Sport et e-sport : Un parallèle plausible dans la quête de la mixité ?
Le sport, une activité qui existe depuis des millénaires, se heurte pourtant aux mêmes problèmes que le monde de l’e-sport. La mixité dans le sport, à l’échelle des compétitions internationales, est très rare, on la retrouve dans certains d’entre-eux, l’équitation notamment, le curling ou encore le patinage artistique. Là où les capacités physiques du corps humain entrent en jeu dans le sport, il semblerait que dans les compétitions de jeux vidéos ce facteur limitant la mixité n’existe pas.

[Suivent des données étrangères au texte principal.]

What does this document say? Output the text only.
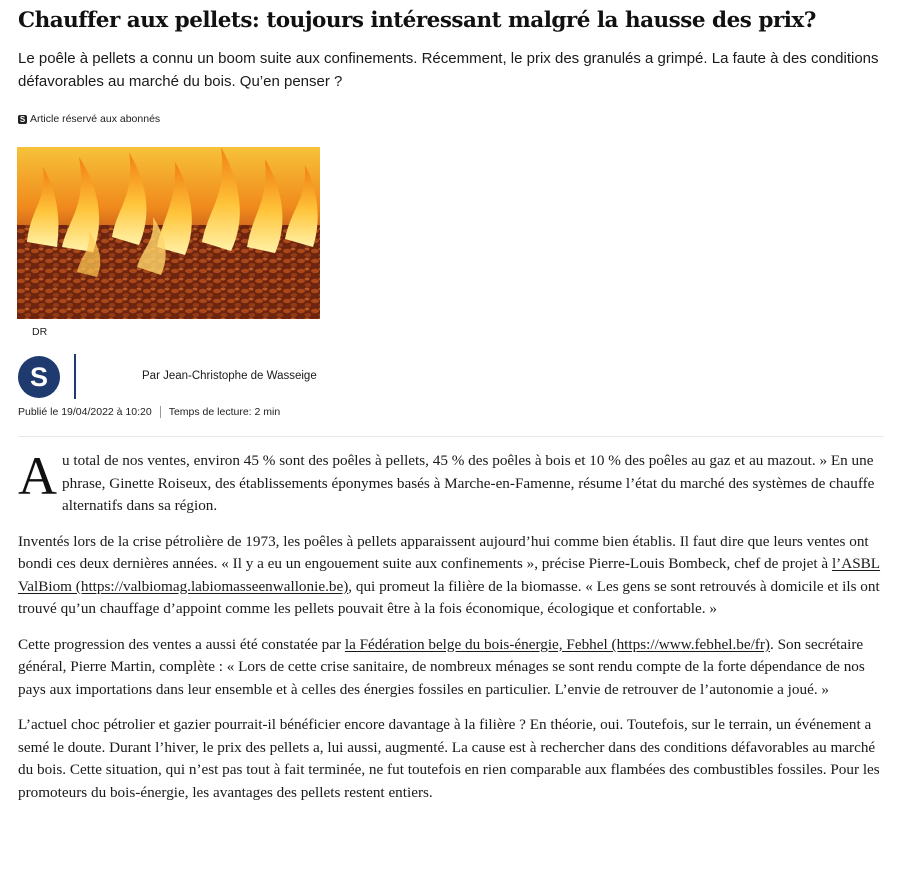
Chauffer aux pellets: toujours intéressant malgré la hausse des prix?

Le poêle à pellets a connu un boom suite aux confinements. Récemment, le prix des granulés a grimpé. La faute à des conditions défavorables au marché du bois. Qu’en penser ?

S Article réservé aux abonnés
DR
S	Par Jean-Christophe de Wasseige
Publié le 19/04/2022 à 10:20 Temps de lecture: 2 min

Au total de nos ventes, environ 45 % sont des poêles à pellets, 45 % des poêles à bois et 10 % des poêles au gaz et au mazout. » En une phrase, Ginette Roiseux, des établissements éponymes basés à Marche-en-Famenne, résume l’état du marché des systèmes de chauffe alternatifs dans sa région.

Inventés lors de la crise pétrolière de 1973, les poêles à pellets apparaissent aujourd’hui comme bien établis. Il faut dire que leurs ventes ont bondi ces deux dernières années. « Il y a eu un engouement suite aux confinements », précise Pierre-Louis Bombeck, chef de projet à l’ASBL ValBiom (https://valbiomag.labiomasseenwallonie.be), qui promeut la filière de la biomasse. « Les gens se sont retrouvés à domicile et ils ont trouvé qu’un chauffage d’appoint comme les pellets pouvait être à la fois économique, écologique et confortable. »

Cette progression des ventes a aussi été constatée par la Fédération belge du bois-énergie, Febhel (https://www.febhel.be/fr). Son secrétaire général, Pierre Martin, complète : « Lors de cette crise sanitaire, de nombreux ménages se sont rendu compte de la forte dépendance de nos pays aux importations dans leur ensemble et à celles des énergies fossiles en particulier. L’envie de retrouver de l’autonomie a joué. »

L’actuel choc pétrolier et gazier pourrait-il bénéficier encore davantage à la filière ? En théorie, oui. Toutefois, sur le terrain, un événement a semé le doute. Durant l’hiver, le prix des pellets a, lui aussi, augmenté. La cause est à rechercher dans des conditions défavorables au marché du bois. Cette situation, qui n’est pas tout à fait terminée, ne fut toutefois en rien comparable aux flambées des combustibles fossiles. Pour les promoteurs du bois-énergie, les avantages des pellets restent entiers.
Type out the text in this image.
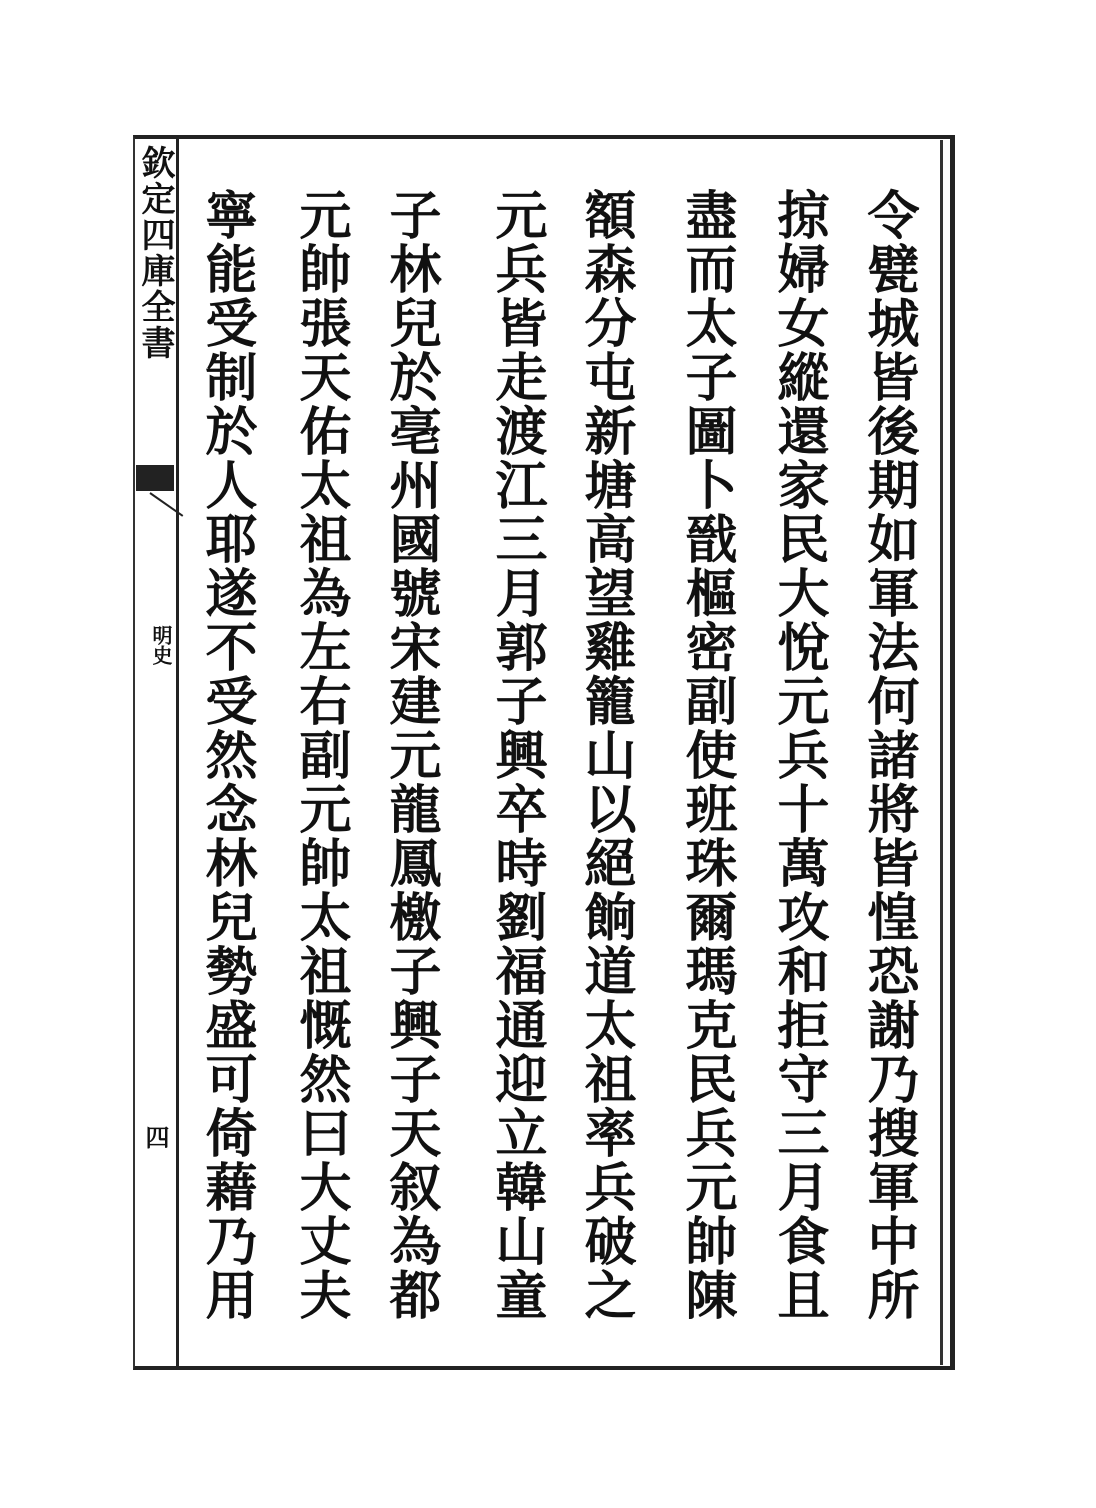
欽定四庫全書
明史
四	令甓城皆後期如軍法何諸將皆惶恐謝乃搜軍中所
掠婦女縱還家民大悅元兵十萬攻和拒守三月食且
盡而太子圖卜戩樞密副使班珠爾瑪克民兵元帥陳
額森分屯新塘高望雞籠山以絕餉道太祖率兵破之
元兵皆走渡江三月郭子興卒時劉福通迎立韓山童
子林兒於亳州國號宋建元龍鳳檄子興子天叙為都
元帥張天佑太祖為左右副元帥太祖慨然曰大丈夫
寧能受制於人耶遂不受然念林兒勢盛可倚藉乃用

Gilles Vieille Marchiset, écrivain dans le domaine du sport, nous rappelle d’ailleurs que la mixité serait aussi possible dans ce secteur “[S’il y a] une vraie demande sociale pour plus de mixité, elle vient se heurter à la logique des records et du business” mais que le marketing et les droits TV sont intéressés par ce qui fait vendre ; les records à la pelle.
Mais alors pourquoi l’e-sport ne pourrait-il pas être le théâtre d’une mixité quasi parfaite ?
L’e-sport est une exception, à l’image des Échecs ou encore du Poker, cette discipline peut rentrer dans la catégorie des sports “cérébraux” qui, comme leur nom l’indique, se basent quasi intégralement sur les aptitudes psychologiques des participants. Il est d’ailleurs assez commun de voir des joueuses d’Échecs et de Poker assises face à des hommes dans les compétitions, les tournois internationaux. Certaines en font même leur métier.
Historiquement, le jeu vidéo (tout comme les deux autres exemples cités ci-dessus) est plutôt une discipline conjuguée au masculin. Début des années 90, le marketing, dans le domaine du jeu vidéo, est très orienté sur une cible masculine. De la Game Boy Advance en passant par les Xbox, les Playstation ou même les jeux PC, la communication, la publicité se font principalement sur les jeunes garçons.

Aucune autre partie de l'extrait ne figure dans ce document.